Olive oil is so commonly believed to be good for you because of its revered place in the Mediterranean diet – a diet which is renowned for being a healthy one.
But does that actually make it good for you? Or is it just another food type to be tossed into the ongoing healthy versus unhealthy conversation?
What is the Mediterranean diet?
The Mediterranean diet consists mostly of vegetables, fruits, fish, nuts and whole grains. It’s considered to be healthy not only because of what it includes, but also because of what it doesn’t include: refined sugars and grains, as well as various processed foods and meats.
When people talk about the Mediterranean diet, they fail to mention that it consists of about 1 tbsp of olive oil per day. Unlike a typical Australian diet, where we might be consuming as much as 1 tbsp per meal.

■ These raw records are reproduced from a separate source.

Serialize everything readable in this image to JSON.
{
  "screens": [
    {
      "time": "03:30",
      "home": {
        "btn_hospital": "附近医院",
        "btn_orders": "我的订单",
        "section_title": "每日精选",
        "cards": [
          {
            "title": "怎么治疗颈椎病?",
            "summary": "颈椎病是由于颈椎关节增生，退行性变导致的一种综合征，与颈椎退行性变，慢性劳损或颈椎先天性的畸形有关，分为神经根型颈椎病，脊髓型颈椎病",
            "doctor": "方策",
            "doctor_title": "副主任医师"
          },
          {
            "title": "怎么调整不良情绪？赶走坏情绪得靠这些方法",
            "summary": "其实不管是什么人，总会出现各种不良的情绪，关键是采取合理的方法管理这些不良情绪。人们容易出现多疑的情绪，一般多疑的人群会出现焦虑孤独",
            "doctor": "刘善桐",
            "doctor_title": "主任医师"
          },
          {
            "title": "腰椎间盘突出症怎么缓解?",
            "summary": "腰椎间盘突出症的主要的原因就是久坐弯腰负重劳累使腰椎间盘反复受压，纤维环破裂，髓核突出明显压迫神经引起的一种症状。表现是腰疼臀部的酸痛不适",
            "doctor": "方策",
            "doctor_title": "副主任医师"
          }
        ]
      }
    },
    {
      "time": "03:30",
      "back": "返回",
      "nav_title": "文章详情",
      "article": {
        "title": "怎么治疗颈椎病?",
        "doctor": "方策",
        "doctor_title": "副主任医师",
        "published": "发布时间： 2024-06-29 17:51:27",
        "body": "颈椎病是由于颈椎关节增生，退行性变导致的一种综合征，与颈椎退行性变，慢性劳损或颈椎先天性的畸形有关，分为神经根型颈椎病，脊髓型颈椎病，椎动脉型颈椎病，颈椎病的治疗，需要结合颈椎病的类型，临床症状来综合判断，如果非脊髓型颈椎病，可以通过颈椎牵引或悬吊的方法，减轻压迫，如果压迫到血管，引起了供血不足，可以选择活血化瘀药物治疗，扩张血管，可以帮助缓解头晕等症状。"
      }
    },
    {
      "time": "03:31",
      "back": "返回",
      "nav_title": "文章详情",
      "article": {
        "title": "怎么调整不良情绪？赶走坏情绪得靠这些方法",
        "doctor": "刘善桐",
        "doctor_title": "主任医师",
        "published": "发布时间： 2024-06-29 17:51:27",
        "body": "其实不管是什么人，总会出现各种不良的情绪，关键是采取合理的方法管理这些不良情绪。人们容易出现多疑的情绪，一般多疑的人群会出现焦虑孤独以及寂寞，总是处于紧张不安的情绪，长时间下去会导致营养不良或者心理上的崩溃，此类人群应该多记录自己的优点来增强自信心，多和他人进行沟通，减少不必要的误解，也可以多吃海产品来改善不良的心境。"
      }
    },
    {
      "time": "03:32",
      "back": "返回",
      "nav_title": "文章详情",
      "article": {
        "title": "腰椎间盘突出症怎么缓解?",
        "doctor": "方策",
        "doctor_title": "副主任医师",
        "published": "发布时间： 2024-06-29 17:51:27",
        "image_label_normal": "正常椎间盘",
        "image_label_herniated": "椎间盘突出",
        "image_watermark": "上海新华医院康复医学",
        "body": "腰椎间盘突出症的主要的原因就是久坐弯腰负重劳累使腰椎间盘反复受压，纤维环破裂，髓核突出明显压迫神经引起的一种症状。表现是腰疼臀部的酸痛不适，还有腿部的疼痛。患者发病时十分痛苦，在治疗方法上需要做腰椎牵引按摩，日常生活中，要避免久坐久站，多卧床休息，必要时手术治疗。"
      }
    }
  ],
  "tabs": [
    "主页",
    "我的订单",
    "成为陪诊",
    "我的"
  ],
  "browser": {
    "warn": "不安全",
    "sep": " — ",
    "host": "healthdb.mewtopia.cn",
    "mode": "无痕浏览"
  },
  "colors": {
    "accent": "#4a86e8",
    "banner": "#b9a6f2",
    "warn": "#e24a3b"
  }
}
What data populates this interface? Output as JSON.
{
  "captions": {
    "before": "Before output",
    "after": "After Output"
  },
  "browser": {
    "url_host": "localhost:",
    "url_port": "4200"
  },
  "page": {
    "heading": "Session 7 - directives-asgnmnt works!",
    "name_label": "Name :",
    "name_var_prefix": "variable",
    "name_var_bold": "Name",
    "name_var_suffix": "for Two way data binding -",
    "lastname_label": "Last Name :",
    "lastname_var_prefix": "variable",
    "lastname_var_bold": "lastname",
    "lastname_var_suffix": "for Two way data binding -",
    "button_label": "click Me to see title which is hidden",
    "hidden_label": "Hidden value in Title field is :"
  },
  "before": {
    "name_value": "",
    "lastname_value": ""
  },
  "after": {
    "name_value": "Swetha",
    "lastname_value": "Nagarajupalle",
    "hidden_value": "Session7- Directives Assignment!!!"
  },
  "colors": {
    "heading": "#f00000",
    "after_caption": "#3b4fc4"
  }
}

Because the Mediterranean diet is well balanced and typically contains only healthy whole foods, the foods within it – including olive oil – tend to get the tick of approval. But olive oil is not as healthy as you might think.
Olive oil is unhealthy for your heart
Oil is heavily processed. To transition from an olive to an oil, olives have to be processed in such a way that their physical shape and appearance is completely broken down and liquified.
When food is highly processed, like chocolate bars or fast food burger buns, we know that it is bad for us because it has moved too far from its original, whole state.
When we look at olive oil through the same lens, we can see that it, too, transforms significantly from its original state. As a whole food, olives eaten in moderation are good for you. But as a highly processed oil? Not so much.
A monounsaturated fat
Monounsaturated fats have long been known as healthy fats. This is because they differ from saturated fats, which can be found in dairy products, certain kinds of oils, animal meats and processed snacks.
Olive oil is rich in monounsaturated fat, and while monounsaturated fats are promoted as being better for you than saturated (and trans) fats, it still doesn’t mean that they’re healthy. It just means that both are fats, and one is slightly better for you than the other. Slightly.
Studies have shown that olive oil, though better for you than many other oils, could still lead to diseased arteries. Consumption of the oil has also been linked to increased atheroslerotic plaque build-up, a common cause of heart disease.
Olive Oil = BAD
Olive oil is a fat, and too much fat isn’t good for you. After being heavily processed, it also becomes nutrient deficient, and the best advice we can give you is to steer entirely clear of it.
There are many healthy and delicious meals that can be cooked without olive oil. You can still stir-fry, steam, bake, boil and roast all of your favourite foods without oil, and your heart will be much happier for it.